Hi all,
Looks like data frame parquet writing is very broken in Spark 1.4.0. We had no
problems with Spark 1.3.
When trying to save a data frame with 569610608 rows.
dfc.write.format("parquet").save(“/data/map_parquet_file")
We get random results between runs. Caching the data frame in memory makes no
difference. It looks like the write out misses some of the RDD partitions. We
have an RDD with 6750 partitions. When we write out we get less files out than
the number of partitions. When reading the data back in and running a count, we
get smaller number of rows.
I’ve tried counting the rows in all different ways. All return the same result,
560214031 rows, missing about 9.4 million rows (0.15%).
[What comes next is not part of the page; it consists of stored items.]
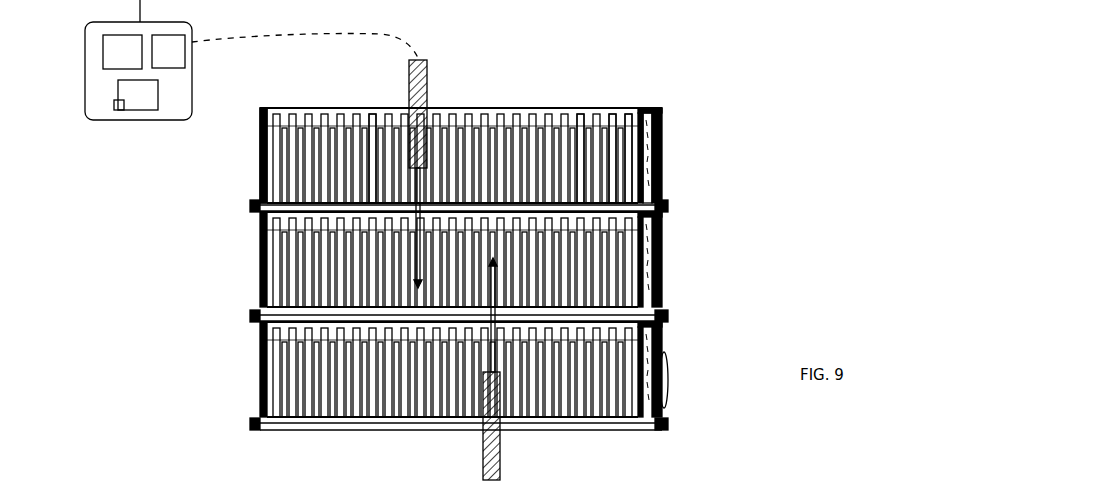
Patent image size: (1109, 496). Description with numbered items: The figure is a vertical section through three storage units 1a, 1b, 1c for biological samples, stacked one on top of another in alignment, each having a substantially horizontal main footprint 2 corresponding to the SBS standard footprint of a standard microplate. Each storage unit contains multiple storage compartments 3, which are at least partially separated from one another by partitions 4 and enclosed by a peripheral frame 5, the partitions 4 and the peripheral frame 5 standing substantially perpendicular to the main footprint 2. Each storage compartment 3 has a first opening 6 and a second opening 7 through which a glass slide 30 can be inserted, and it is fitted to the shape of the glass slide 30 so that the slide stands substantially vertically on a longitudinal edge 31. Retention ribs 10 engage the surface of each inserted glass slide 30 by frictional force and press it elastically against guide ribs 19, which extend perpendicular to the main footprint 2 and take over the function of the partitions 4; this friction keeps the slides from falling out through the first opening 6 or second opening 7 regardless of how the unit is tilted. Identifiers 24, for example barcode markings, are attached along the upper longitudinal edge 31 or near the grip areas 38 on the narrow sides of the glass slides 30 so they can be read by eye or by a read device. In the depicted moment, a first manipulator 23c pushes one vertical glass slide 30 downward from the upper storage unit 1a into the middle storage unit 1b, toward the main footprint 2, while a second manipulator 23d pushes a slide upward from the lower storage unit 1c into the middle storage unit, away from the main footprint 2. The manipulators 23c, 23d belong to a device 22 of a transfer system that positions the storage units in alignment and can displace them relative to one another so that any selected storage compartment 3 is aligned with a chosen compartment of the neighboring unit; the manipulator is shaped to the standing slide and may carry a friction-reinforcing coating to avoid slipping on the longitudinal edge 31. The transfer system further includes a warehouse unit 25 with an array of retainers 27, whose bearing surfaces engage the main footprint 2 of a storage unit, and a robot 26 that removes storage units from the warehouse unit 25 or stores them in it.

The upper storage unit 1a is at (737, 135).
The middle storage unit 1b is at (735, 252).
The lower storage unit 1c is at (728, 411).
The main footprint 2 is at (259, 209).
The storage compartment 3 is at (292, 378).
The partition 4 is at (251, 60).
The peripheral frame 5 is at (262, 147).
The first opening 6 is at (373, 126).
The second opening 7 is at (308, 427).
The rib 10 is at (612, 148).
The guide rib 19 is at (580, 128).
The device 22 is at (168, 51).
The first manipulator 23c is at (423, 81).
The second manipulator 23d is at (499, 452).
The identifier 24 is at (663, 148).
The warehouse unit 25 is at (138, 95).
The robot 26 is at (122, 52).
The retainer 27 is at (119, 108).
The glass slide 30 is at (626, 140).
The longitudinal edge 31 is at (637, 208).
The grip area 38 is at (640, 0).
qc.read.parquet("/data/map_parquet_file").count
qc.read.parquet("/data/map_parquet_file").rdd.count
qc.read.parquet("/data/map_parquet_file").mapPartitions{itr => var c = 0;
itr.foreach(_ => c = c + 1); Seq(c).toIterator }.reduce(_ + _)
Looking on HDFS the files, there are 6643 .parquet files. 107 missing
partitions (about 0.15%).
Then writing out the same cached DF again to a new file gives 6717 files on
hdfs (about 33 files missing or 0.5%);
dfc.write.parquet(“/data/map_parquet_file_2")
And we get 566670107 rows back (about 3million missing ~0.5%);
qc.read.parquet("/data/map_parquet_file_2").count
Writing the same df out to json writes the expected number (6750) of parquet
files and returns the right number of rows 569610608.
dfc.write.format("json").save("/data/map_parquet_file_3")
qc.read.format("json").load("/data/map_parquet_file_3").count
One thing to note is that the parquet part files on HDFS are not the normal
sequential part numbers like for the json output and parquet output in Spark
1.3.
part-r-06151.gz.parquet part-r-118401.gz.parquet part-r-146249.gz.parquet
part-r-196755.gz.parquet part-r-35811.gz.parquet part-r-55628.gz.parquet
part-r-73497.gz.parquet part-r-97237.gz.parquet
part-r-06161.gz.parquet part-r-118406.gz.parquet part-r-146254.gz.parquet
part-r-196763.gz.parquet part-r-35826.gz.parquet part-r-55647.gz.parquet
part-r-73500.gz.parquet _SUCCESS
We are using MapR 4.0.2 for hdfs.
Any ideas?
Cheers,
Nathan